Debat kusir tentang kaitan Arab dan Islam ini masih sering muncul di mana-mana. Banyak muslim merasa lebih afdhol memakai apa-apa yang berbau Arab, mulai pakaian hingga ucapan, agar lebih kental keislamannya. Di sisi seberangnya, banyak orang tak sepakat jika Islam harus diartikan dengan apa-apa yang berbau Arab. Islam itu universal, universalitas Islam justru akan hilang jika di mana-mana muslim harus diarabkan, dan sebagai muslim Indonesia kita harus tampil dengan ciri budaya Indonesia. Begitu pendapat mereka.

Perdebatan semacam ini sering memanas, karena lantas lari ke mana-mana. Yang tidak suka dengan budaya Arab dibilang membenci kebiasaan Nabi Muhammad. Yang suka dengan yang Arab-Arab dibilang ingin mengarabkan Indonesia.

Problem identitas beginian semestinya disikapi dengan memahami dulu duduk perkaranya. Kalau kurang cermat, yang akan muncul adalah generalisasi, sikap gebyah uyah yang bikin segalanya kian rumit dan berakhir menjadi konflik.

Generalisasi tersebut banyak bentuknya. Yang cukup sering terjadi, ketika orang bicara tentang Arab, acapkali tak dibedakan dulu antara Arab sebagai entitas budaya, Arab sebagai entitas etnis, dan Arab sebagai entitas politik-administratif alias negara Arab Saudi.
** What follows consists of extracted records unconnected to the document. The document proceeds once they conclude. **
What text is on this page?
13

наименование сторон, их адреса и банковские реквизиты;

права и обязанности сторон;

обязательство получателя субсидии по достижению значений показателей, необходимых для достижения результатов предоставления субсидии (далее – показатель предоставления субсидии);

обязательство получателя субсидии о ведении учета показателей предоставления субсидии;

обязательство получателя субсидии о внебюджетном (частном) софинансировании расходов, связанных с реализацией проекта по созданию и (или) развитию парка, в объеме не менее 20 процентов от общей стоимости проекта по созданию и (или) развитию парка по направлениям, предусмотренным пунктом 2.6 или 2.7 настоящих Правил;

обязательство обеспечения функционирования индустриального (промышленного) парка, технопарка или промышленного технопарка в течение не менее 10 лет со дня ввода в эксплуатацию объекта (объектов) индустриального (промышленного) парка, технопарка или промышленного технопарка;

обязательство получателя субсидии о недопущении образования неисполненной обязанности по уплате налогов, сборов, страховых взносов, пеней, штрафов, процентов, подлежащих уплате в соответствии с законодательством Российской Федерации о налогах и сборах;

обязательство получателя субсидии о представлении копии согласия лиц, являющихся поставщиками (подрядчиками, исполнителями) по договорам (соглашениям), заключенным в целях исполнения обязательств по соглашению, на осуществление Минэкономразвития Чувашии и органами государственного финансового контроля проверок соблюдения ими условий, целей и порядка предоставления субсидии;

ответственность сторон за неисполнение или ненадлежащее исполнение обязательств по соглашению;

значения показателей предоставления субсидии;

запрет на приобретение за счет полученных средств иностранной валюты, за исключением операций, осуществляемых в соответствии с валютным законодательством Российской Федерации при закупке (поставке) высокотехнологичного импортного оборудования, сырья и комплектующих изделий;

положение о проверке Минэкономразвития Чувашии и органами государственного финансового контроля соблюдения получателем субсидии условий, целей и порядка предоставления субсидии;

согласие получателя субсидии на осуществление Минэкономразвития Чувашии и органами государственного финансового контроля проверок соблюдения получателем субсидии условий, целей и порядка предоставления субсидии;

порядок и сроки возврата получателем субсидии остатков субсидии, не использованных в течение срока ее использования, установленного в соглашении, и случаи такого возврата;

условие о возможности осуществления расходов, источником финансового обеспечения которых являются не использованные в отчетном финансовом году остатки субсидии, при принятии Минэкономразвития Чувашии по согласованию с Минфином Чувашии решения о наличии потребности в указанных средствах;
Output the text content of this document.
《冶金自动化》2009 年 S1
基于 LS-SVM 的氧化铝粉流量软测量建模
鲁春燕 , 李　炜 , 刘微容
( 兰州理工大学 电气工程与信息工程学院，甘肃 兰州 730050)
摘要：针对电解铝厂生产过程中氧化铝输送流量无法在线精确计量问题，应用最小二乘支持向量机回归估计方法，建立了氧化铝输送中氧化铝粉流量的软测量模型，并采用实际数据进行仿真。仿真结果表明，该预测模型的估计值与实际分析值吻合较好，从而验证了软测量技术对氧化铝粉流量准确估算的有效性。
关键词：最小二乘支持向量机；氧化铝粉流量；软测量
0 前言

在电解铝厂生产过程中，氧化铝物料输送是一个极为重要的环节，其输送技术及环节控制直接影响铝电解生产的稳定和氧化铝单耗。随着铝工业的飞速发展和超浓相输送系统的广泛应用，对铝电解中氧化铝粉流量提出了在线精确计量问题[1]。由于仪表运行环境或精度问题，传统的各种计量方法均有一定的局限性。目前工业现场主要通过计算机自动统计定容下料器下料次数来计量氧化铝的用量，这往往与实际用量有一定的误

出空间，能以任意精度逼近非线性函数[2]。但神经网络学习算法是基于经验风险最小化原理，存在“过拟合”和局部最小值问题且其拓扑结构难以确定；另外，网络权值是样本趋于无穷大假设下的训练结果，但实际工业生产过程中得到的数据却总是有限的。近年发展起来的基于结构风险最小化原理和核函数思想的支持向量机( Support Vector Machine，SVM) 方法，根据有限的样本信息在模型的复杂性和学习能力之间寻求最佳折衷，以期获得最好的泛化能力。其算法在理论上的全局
Modus begini lazim terjadi, tak bedanya dengan sering cerobohnya kita dalam membedakan antara Yahudi sebagai etnis atau salah satu cabang dari kelompok ras Semit (Jews), Yahudi sebagai agama (Judaism), dan Yahudi sebagai orang yang memeluk agama Yahudi (Jewish). Atau yang belakangan lebih sering muncul di tengah kita adalah gagalnya orang membedakan antara China sebagai negara, dan China sebagai etnis. Akibatnya, sebagai contoh, perayaan Tahun Baru Imlek yang meriah oleh warga keturunan Tionghoa ikut tertuding sebagai tanda berkuasanya negara Tiongkok alias RRC atas Negara Kesatuan Republik Indonesia.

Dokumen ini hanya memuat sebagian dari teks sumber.